Director Rudy Malfabon divulged some details of NDOT’s decisions both on the closure, set for one or two nights next week, and his thoughts on completing the freeway bypass south of the Fairview Drive exit. His thoughts on both kept his audience’s attention. He appeared at the Carson Area Metropolitan Planning Organization (CAMPO) meeting Wednesday.
“We’re going to do that work at night,” Malfabon said of closure for immediate flush seal work to the Fairview Drive exit. It is set for either Monday or both Monday and Tuesday.
“This route is the most straightforward to be followed for those not familiar with the street network,” Pittenger said.
Malfabon pledged to have a bid-letting for freeway extension by 2015, with work to follow in 2016. He voiced hope that the work can be finished in two construction seasons.
He also talked of altering the planned interchange where the bypass hooks up with U.S. Highway 395 at the south edge of the city, which is where Carson Street/395 reaches the Highway 50 turnoff to South Lake Tahoe. The current interchange design goes back a few directors and might need revision to aid vehicles heading south, Malfabon said.
“We do have it on our radar screen,” Malfabon said of the freeway extension. He even talked of shifting things around to make certain of progress. “It’s just: What other projects are going to be put on hold?” he said.
Carson City Supervisor John McKenna, a CAMPO member, said getting the freeway paving done past Fairview and down to what will become the intersection north of Bodines Casino is more important than the type of interchange that goes there.
Malfabon seemed agreeable, though he voiced the need for some revisions to the interchange plan.
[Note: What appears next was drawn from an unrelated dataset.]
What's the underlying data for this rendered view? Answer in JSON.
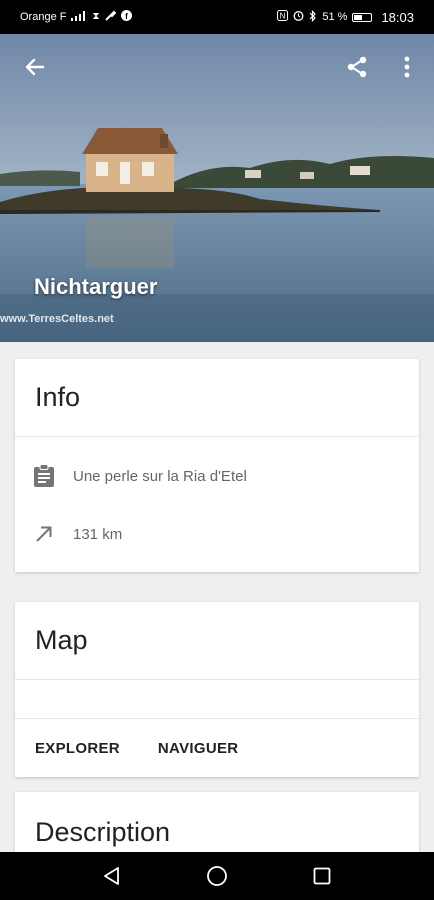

He called the massive flow of trucks and other traffic now heading west on Fairview Drive from the current freeway’s end, on west to Carson Street, “not a good situation to have.”
Malfabon also told a reporter that if his two-work-season prediction works out, “by the end of ’17 it should be open to traffic.”
To CAMPO members, Malfabon said his department has $310 million or more from the federal government, plus state money, but is working to “keep a balance of $90 million” going forward.
He also reported that through June 11, the 117 Nevada highway fatalities amount to six fewer than on the same date in 2012.
And Malfabon said Assembly Bill 18, which is becoming law and revises how the state relinquishes roadways to local government units, has his department working with the Nevada Association of Counties and the Nevada League of Cities and Municipalities to handle such exchanges properly.
“The key there is to have equity,” he said. He also noted during his remarks the previous relinquishment of Highway 395/Carson Street in Carson City to city government and noted he is interested in local changes that might come as a result.